The inclusion of FFQ data led to some increases in feeding study intake variation explained (total R2 of ∼50%). Calibrated intake estimates explained 25-75% of serum-based intake variation, whether developed using either of the 2 cohort subsamples. Related disease associations for micronutrients were precisely estimated in larger WHI cohorts (n = 76,691) but were often closer to the null compared with previously reported associations.
FFQ data may usefully augment blood concentrations in estimating the intake of carotenoids and tocopherols. Calibrated intake estimates using FFQ, dietary supplement, and participant characteristics only may require further justification to ensure reliable estimation of related disease associations.
摘要:
我们最近在妇女健康倡议(WHI)测量精度亚组(n=5488)中提出了类胡萝卜素和生育酚摄入量的血清生物标志物与慢性疾病风险之间的关联。关于自我报告的饮食数据是否可以有效地增强此类生物标志物或可以使用生物标志物进行校准以在更大的WHI队列中进行可靠的疾病关联估计的问题仍然存在。

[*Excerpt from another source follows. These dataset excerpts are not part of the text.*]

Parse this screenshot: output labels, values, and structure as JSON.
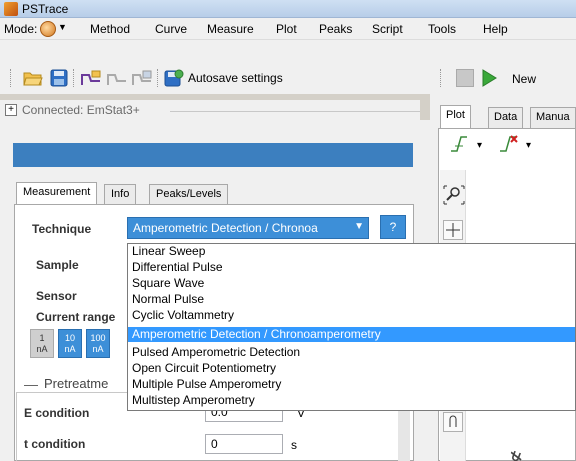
{
  "window": {
    "title": "PSTrace"
  },
  "menu": {
    "mode_label": "Mode:",
    "items": [
      "Method",
      "Curve",
      "Measure",
      "Plot",
      "Peaks",
      "Script",
      "Tools",
      "Help"
    ]
  },
  "toolbar": {
    "autosave_label": "Autosave settings",
    "new_label": "New"
  },
  "connection": {
    "status": "Connected: EmStat3+"
  },
  "left_tabs": [
    "Measurement",
    "Info",
    "Peaks/Levels"
  ],
  "form": {
    "technique_label": "Technique",
    "technique_value": "Amperometric Detection / Chronoa",
    "help_label": "?",
    "sample_label": "Sample",
    "sensor_label": "Sensor",
    "current_range_label": "Current range",
    "current_ranges": [
      {
        "line1": "1",
        "line2": "nA"
      },
      {
        "line1": "10",
        "line2": "nA"
      },
      {
        "line1": "100",
        "line2": "nA"
      }
    ],
    "pretreatment_label": "Pretreatme",
    "e_condition_label": "E condition",
    "e_condition_value": "0.0",
    "e_condition_unit": "V",
    "t_condition_label": "t condition",
    "t_condition_value": "0",
    "t_condition_unit": "s"
  },
  "technique_options": [
    "Linear Sweep",
    "Differential Pulse",
    "Square Wave",
    "Normal Pulse",
    "Cyclic Voltammetry",
    "Amperometric Detection / Chronoamperometry",
    "Pulsed Amperometric Detection",
    "Open Circuit Potentiometry",
    "Multiple Pulse Amperometry",
    "Multistep Amperometry"
  ],
  "selected_option_index": 5,
  "right_tabs": [
    "Plot",
    "Data",
    "Manua"
  ],
  "colors": {
    "accent": "#3d8fd8",
    "header_bar": "#3c7fbf",
    "selection": "#3399ff"
  }
}
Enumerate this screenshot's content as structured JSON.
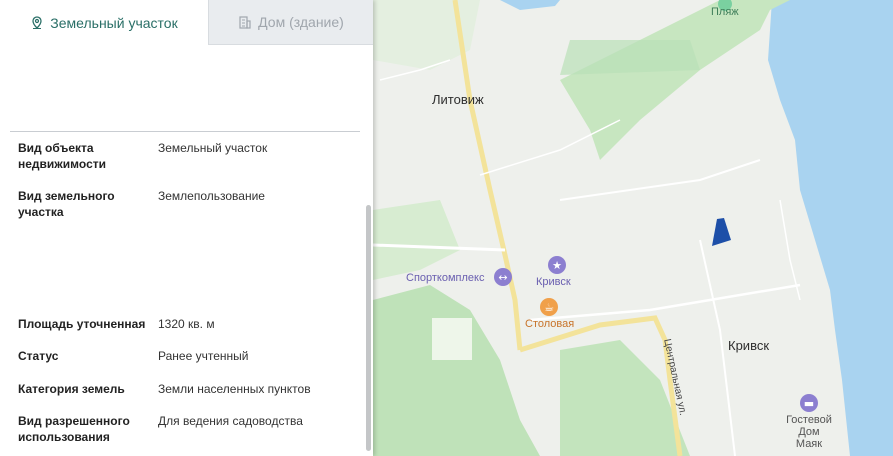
{
  "tabs": [
    {
      "label": "Земельный участок",
      "icon": "location-pin-icon",
      "active": true
    },
    {
      "label": "Дом (здание)",
      "icon": "building-icon",
      "active": false
    }
  ],
  "details": [
    {
      "key": "Вид объекта недвижимости",
      "value": "Земельный участок"
    },
    {
      "key": "Вид земельного участка",
      "value": "Землепользование"
    },
    {
      "key": "Площадь уточненная",
      "value": "1320 кв. м"
    },
    {
      "key": "Статус",
      "value": "Ранее учтенный"
    },
    {
      "key": "Категория земель",
      "value": "Земли населенных пунктов"
    },
    {
      "key": "Вид разрешенного использования",
      "value": "Для ведения садоводства"
    }
  ],
  "map": {
    "labels": {
      "beach": "Пляж",
      "litovizh": "Литовиж",
      "sportcomplex": "Спорткомплекс",
      "krivsk_poi": "Кривск",
      "canteen": "Столовая",
      "krivsk_town": "Кривск",
      "central_street": "Центральная ул.",
      "guesthouse": "Гостевой Дом Маяк"
    },
    "colors": {
      "water": "#a9d3f0",
      "forest": "#bfe2b9",
      "land": "#eef0ec",
      "road": "#f6e8a6",
      "parcel": "#1d4fa8",
      "poi_purple": "#8c7fd0",
      "poi_orange": "#f0a04a"
    }
  }
}
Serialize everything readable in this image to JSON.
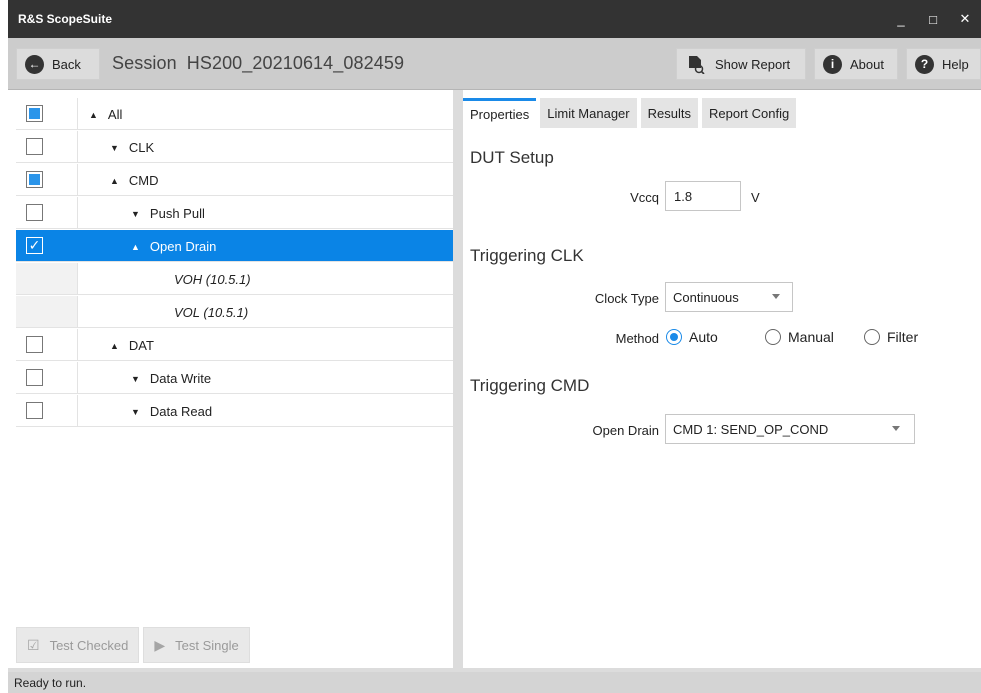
{
  "app": {
    "title": "R&S ScopeSuite"
  },
  "window_controls": {
    "minimize": "_",
    "maximize": "□",
    "close": "✕"
  },
  "toolbar": {
    "back_label": "Back",
    "session_prefix": "Session",
    "session_name": "HS200_20210614_082459",
    "show_report_label": "Show Report",
    "about_label": "About",
    "help_label": "Help"
  },
  "tree": {
    "items": [
      {
        "label": "All",
        "state": "partial",
        "expanded": true
      },
      {
        "label": "CLK",
        "state": "unchecked",
        "expanded": false
      },
      {
        "label": "CMD",
        "state": "partial",
        "expanded": true
      },
      {
        "label": "Push Pull",
        "state": "unchecked",
        "expanded": false
      },
      {
        "label": "Open Drain",
        "state": "checked",
        "expanded": true,
        "selected": true
      },
      {
        "label": "VOH (10.5.1)",
        "state": "leaf"
      },
      {
        "label": "VOL (10.5.1)",
        "state": "leaf"
      },
      {
        "label": "DAT",
        "state": "unchecked",
        "expanded": true
      },
      {
        "label": "Data Write",
        "state": "unchecked",
        "expanded": false
      },
      {
        "label": "Data Read",
        "state": "unchecked",
        "expanded": false
      }
    ]
  },
  "actions": {
    "test_checked": "Test Checked",
    "test_single": "Test Single"
  },
  "tabs": [
    {
      "label": "Properties",
      "active": true
    },
    {
      "label": "Limit Manager",
      "active": false
    },
    {
      "label": "Results",
      "active": false
    },
    {
      "label": "Report Config",
      "active": false
    }
  ],
  "properties": {
    "dut_setup": {
      "title": "DUT Setup",
      "vccq_label": "Vccq",
      "vccq_value": "1.8",
      "vccq_unit": "V"
    },
    "triggering_clk": {
      "title": "Triggering CLK",
      "clock_type_label": "Clock Type",
      "clock_type_value": "Continuous",
      "method_label": "Method",
      "method_options": [
        "Auto",
        "Manual",
        "Filter"
      ],
      "method_selected": "Auto"
    },
    "triggering_cmd": {
      "title": "Triggering CMD",
      "open_drain_label": "Open Drain",
      "open_drain_value": "CMD 1: SEND_OP_COND"
    }
  },
  "status": {
    "text": "Ready to run."
  },
  "colors": {
    "accent": "#0a84e6",
    "titlebar": "#333333",
    "toolbar": "#cccccc"
  }
}
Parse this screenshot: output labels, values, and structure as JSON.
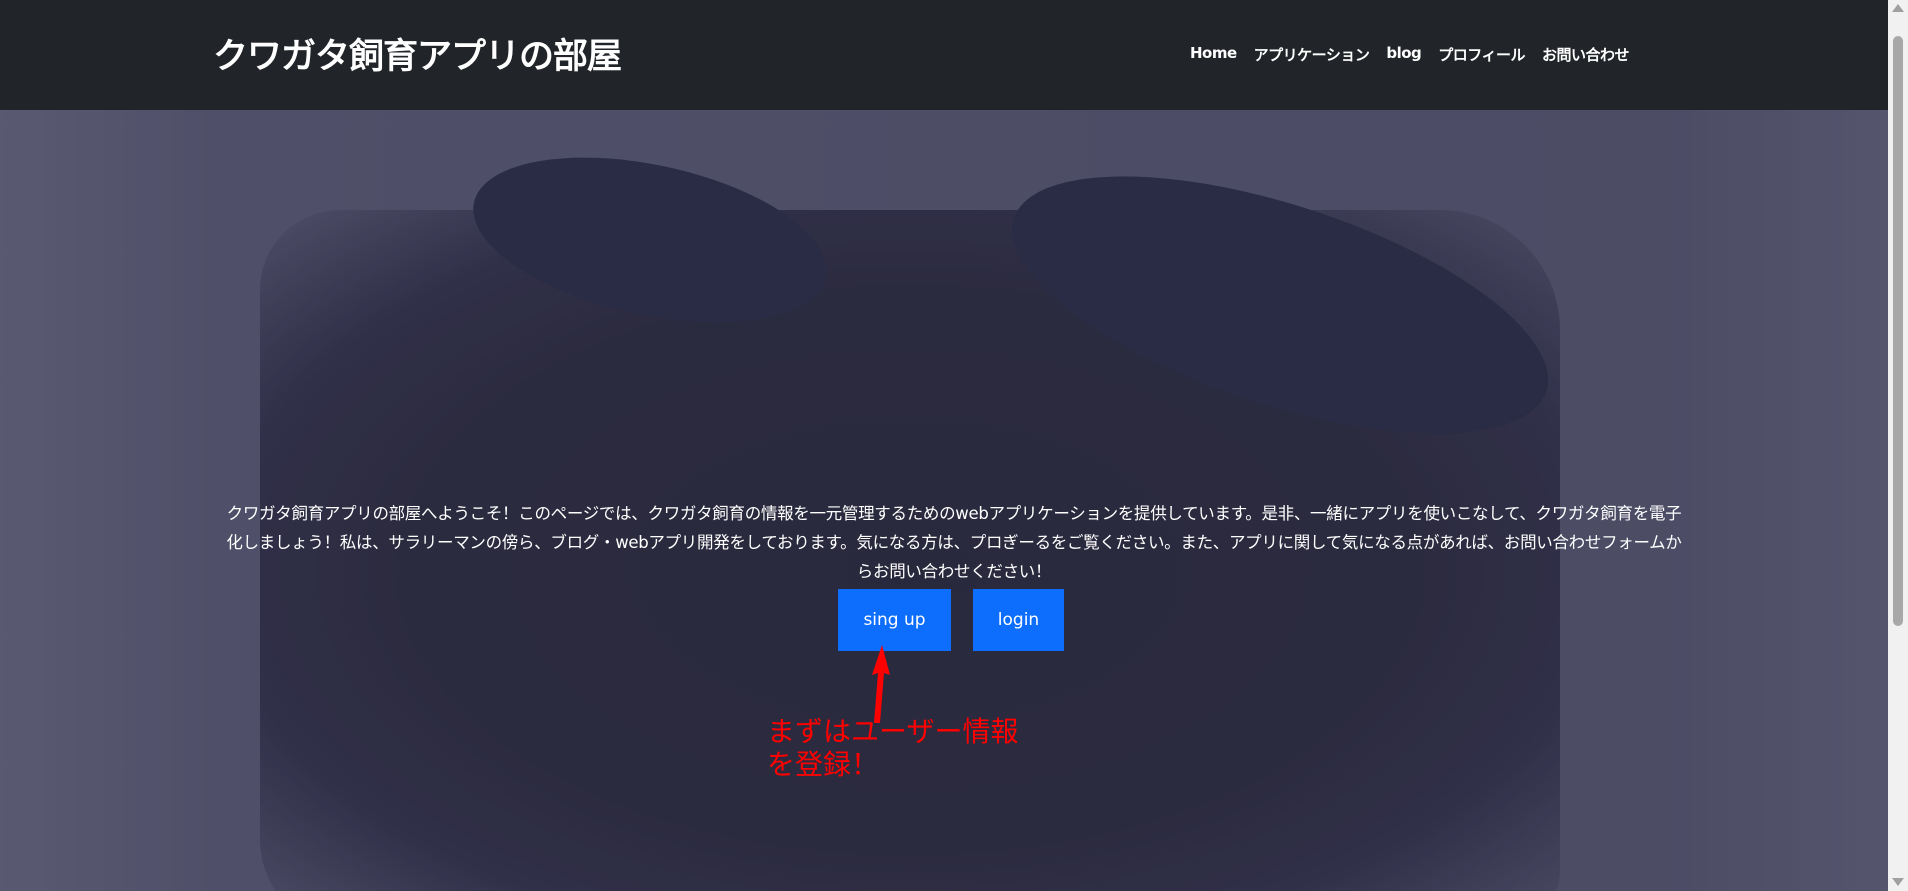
{
  "header": {
    "title": "クワガタ飼育アプリの部屋",
    "nav": [
      "Home",
      "アプリケーション",
      "blog",
      "プロフィール",
      "お問い合わせ"
    ]
  },
  "hero": {
    "intro": "クワガタ飼育アプリの部屋へようこそ！このページでは、クワガタ飼育の情報を一元管理するためのwebアプリケーションを提供しています。是非、一緒にアプリを使いこなして、クワガタ飼育を電子化しましょう！私は、サラリーマンの傍ら、ブログ・webアプリ開発をしております。気になる方は、プロぎーるをご覧ください。また、アプリに関して気になる点があれば、お問い合わせフォームからお問い合わせください！",
    "signup_label": "sing up",
    "login_label": "login",
    "annotation": "まずはユーザー情報\nを登録！",
    "button_color": "#0d6efd",
    "annotation_color": "#ff0000"
  }
}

目的是检查FFQ数据在WHI喂养研究中解释摄入量变化的潜力,并比较基于较大WHI队列中生物标志物校准的FFQ摄入量的研究的关联参数估计及其精度。与先前提出的。
通过在WHI喂养研究中使用FFQ数据来增强基于血清的摄入测量(n=153)。生成相应的校准方程,在伴随的营养生物标志物研究(n=436)和前面提到的子队列(n=5488)中,通过将这些摄入量与饮食数据和参与者特征进行回归,对于α-和β-胡萝卜素,叶黄素加玉米黄质,和α-生育酚。通过检查由这些回归模型解释的喂养研究摄入量变化的分数来考虑FFQ数据的补充值。通过与先前报告的子队列结果的比较来评估校准的摄入量和疾病关联分析。
纳入FFQ数据导致喂养研究摄入量变化的一些增加(总R2为50%)。校准摄入量估计值解释了25-75%的基于血清的摄入量变化,是否使用2个队列子样本中的任何一个进行开发。在较大的WHI队列(n=76,691)中精确估计了微量营养素的相关疾病关联,但与先前报道的关联相比,通常更接近零。
FFQ数据在估计类胡萝卜素和生育酚的摄入量时可以有效地增加血液浓度。使用FFQ校准的摄入量估计值,膳食补充剂,和参与者的特征可能需要进一步的理由,以确保相关疾病关联的可靠估计。
目的是检查FFQ数据在WHI喂养研究中解释摄入量变化的潜力,并比较基于较大WHI队列中生物标志物校准的FFQ摄入量的研究的关联参数估计及其精度。
通过在WHI喂养研究中使用FFQ数据来增强基于血清的摄入测量(n=153)。
纳入FFQ数据导致喂养研究摄入量变化的一些增加(总R2为50%)。
FFQ数据在估计类胡萝卜素和生育酚的摄入量时可以有效地增加血液浓度。